Updated

The network of terrorist Abu Musab al-Zarqawi (search) has claimed responsibility for bloody attacks in Baghdad on Thursday, according to a statement posted on a militant Web site.

The authenticity of the statement could not be verified.

The statement, posted on a Web site known as a clearing house for Islamic militants, said three "heroic operations" were carried out by the armed wing of al-Zarqawi's Tawhid and Jihad (search) group.

Tawhid and Jihad has been at the forefront of the opposition to U.S.-led forces in Iraq and has claimed responsibility for attacks on American troops, Iraqi officials and police, and the kidnapping and beheading of several foreigners.

It said the first strike was against the municipal council of Abu Ghraib (search), during which it said five American soldiers were killed along with a number of police.

Three people were killed and more than 60 wounded when a suicide attacker detonated a vehicle packed with explosives in front of a government complex in the Abu Ghraib area, on the western outskirts of the city, according to Iraqi and U.S. officials. One U.S. soldier was among those killed.

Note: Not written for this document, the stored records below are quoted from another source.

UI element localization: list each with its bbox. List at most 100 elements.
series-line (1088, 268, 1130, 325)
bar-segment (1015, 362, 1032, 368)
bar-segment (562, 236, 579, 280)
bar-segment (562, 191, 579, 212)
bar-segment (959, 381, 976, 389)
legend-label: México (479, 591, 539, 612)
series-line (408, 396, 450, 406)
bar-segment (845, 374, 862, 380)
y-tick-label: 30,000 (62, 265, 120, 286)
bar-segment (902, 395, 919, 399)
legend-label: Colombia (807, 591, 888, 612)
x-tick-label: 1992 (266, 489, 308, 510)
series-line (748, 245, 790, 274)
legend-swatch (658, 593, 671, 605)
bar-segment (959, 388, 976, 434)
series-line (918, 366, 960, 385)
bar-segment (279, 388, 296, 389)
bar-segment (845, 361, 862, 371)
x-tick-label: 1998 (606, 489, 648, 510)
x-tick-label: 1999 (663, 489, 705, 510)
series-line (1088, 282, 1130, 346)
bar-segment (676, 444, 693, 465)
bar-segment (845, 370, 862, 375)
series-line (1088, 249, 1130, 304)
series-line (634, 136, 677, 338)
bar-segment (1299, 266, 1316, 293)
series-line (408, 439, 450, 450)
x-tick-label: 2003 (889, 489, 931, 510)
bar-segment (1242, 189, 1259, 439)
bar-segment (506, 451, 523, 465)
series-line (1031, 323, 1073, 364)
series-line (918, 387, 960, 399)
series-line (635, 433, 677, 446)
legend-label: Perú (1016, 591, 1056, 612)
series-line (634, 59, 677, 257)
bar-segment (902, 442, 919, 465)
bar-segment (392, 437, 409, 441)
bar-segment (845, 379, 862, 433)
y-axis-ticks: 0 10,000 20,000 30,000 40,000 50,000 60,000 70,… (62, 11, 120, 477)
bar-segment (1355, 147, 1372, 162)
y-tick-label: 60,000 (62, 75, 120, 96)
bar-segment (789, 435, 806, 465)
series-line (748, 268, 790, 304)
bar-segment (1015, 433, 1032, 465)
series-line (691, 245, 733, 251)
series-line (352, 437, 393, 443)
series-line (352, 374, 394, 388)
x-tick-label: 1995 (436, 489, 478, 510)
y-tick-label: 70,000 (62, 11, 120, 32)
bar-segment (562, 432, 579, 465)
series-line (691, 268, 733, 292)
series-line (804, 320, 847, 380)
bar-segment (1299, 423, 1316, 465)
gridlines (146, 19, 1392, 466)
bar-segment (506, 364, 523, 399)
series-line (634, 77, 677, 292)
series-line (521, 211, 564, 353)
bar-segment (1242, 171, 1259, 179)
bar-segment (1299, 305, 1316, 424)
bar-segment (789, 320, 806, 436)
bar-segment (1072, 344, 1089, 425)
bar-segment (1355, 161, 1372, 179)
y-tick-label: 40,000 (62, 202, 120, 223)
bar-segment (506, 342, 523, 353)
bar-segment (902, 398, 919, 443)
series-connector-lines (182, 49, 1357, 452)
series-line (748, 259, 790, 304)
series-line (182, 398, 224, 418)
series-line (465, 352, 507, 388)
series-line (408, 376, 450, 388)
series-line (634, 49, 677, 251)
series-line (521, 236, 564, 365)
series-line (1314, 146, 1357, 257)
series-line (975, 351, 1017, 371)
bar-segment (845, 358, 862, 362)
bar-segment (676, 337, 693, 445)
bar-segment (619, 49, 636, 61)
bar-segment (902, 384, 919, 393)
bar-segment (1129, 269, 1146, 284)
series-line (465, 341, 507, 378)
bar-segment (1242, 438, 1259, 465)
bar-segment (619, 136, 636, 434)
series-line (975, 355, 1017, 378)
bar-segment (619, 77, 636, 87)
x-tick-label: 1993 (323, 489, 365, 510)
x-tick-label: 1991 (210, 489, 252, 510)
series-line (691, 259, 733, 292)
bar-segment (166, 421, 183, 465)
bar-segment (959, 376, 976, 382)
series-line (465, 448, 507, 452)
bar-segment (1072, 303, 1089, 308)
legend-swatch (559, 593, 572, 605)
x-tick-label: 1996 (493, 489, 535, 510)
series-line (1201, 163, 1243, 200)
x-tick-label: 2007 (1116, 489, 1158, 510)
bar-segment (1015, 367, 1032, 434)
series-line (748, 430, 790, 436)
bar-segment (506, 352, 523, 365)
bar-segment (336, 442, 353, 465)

The statement said the group also staged attacks against "a convoy of invading forces," indicating there were two separate operations involved.

It was unclear whether the statement was referring to a string of bombs in Baghdad's western al-Amel neighborhood which killed 35 children and wounded scores of others at a government-sponsored celebration to inaugurate a new sewage plant.

Early reports said a U.S. convoy was passing by the celebration when the attack occurred. The U.S. military said later that American soldiers were taking part in the celebrations but that no convoy was passing through the area.

Al-Zarqawi's group claims to be holding British engineer Kenneth Bigley and has beheaded his two American colleagues, Jack Hensley and Eugene Armstrong.